Buy 50 cases of toilet paper and lock up all but two rolls. Ensure one of these two rolls is wet all the time.

Smash your forehead or shins with a hammer every two days to simulate collision injuries sustained onboard ship.

When making sandwiches, leave the bread out for six days, or until it is hard and stale.

Every 10 weeks, simulate a visit to another port. Go directly to the city slums wearing your best clothes. Find the worst looking place, and ask for the most expensive beer that they carry. Drink as many as you can in four hours. Take a cab home taking the longest possible route. Tip the cabby after he charges you double because you dress funny and don't speak right.

Use fresh milk for only two days after each port visit.

Keep the bedroom thermostat at 2 degrees C and use only a thin blanket for warmth.

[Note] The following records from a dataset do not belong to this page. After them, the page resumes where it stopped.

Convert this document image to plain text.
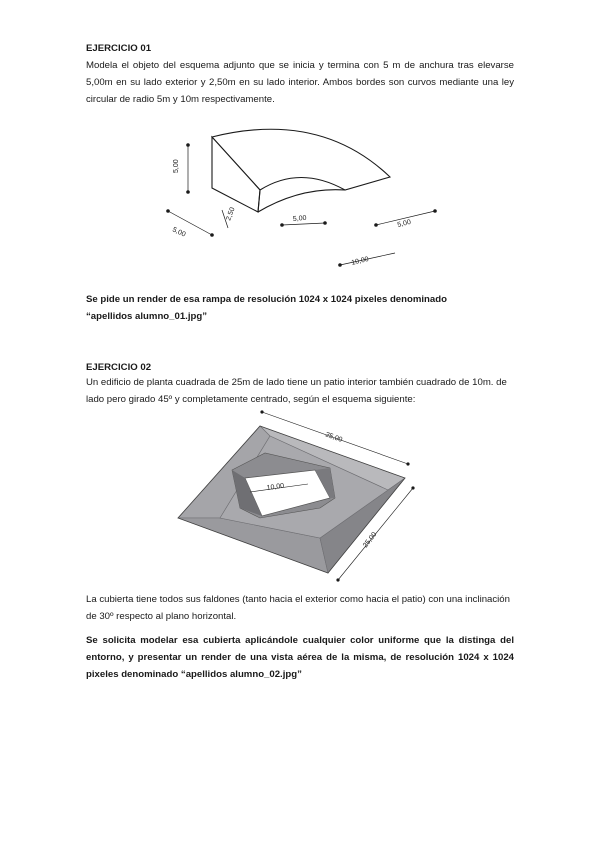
EJERCICIO 01
Modela el objeto del esquema adjunto que se inicia y termina con 5 m de anchura tras elevarse 5,00m en su lado exterior y 2,50m en su lado interior. Ambos bordes son curvos mediante una ley circular de radio 5m y 10m respectivamente.
5,00
5,00
2,50	5,00	5,00
10,00
Se pide un render de esa rampa de resolución 1024 x 1024 pixeles denominado
“apellidos alumno_01.jpg”
EJERCICIO 02
Un edificio de planta cuadrada de 25m de lado tiene un patio interior también cuadrado de 10m. de lado pero girado 45º y completamente centrado, según el esquema siguiente:
25,00
10,00
25,00
La cubierta tiene todos sus faldones (tanto hacia el exterior como hacia el patio) con una inclinación de 30º respecto al plano horizontal.
Se solicita modelar esa cubierta aplicándole cualquier color uniforme que la distinga del entorno, y presentar un render de una vista aérea de la misma, de resolución 1024 x 1024 pixeles denominado “apellidos alumno_02.jpg”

Ensure that the water heater is connected to a device that provides water at a flow rate that varies from a fast drip to a weak trickle, with the temperature alternating rapidly from 2 to 95 degrees C.

Use only spoons which hold a minimum of 1/2 cup at a time.

Repaint the interior of your home every month, whether it needs it or not.

Every four hours, check the fluid level in your car's radiator. Check the tire pressure and replace air lost from excessive pressure checks. Be sure to place red tag on ignition stating "DANGER: DO NOT OPERATE" while you perform these checks. Inform your neighbor as to the results of these checks, have him tell you to repeat the checks because he did not see you perform them.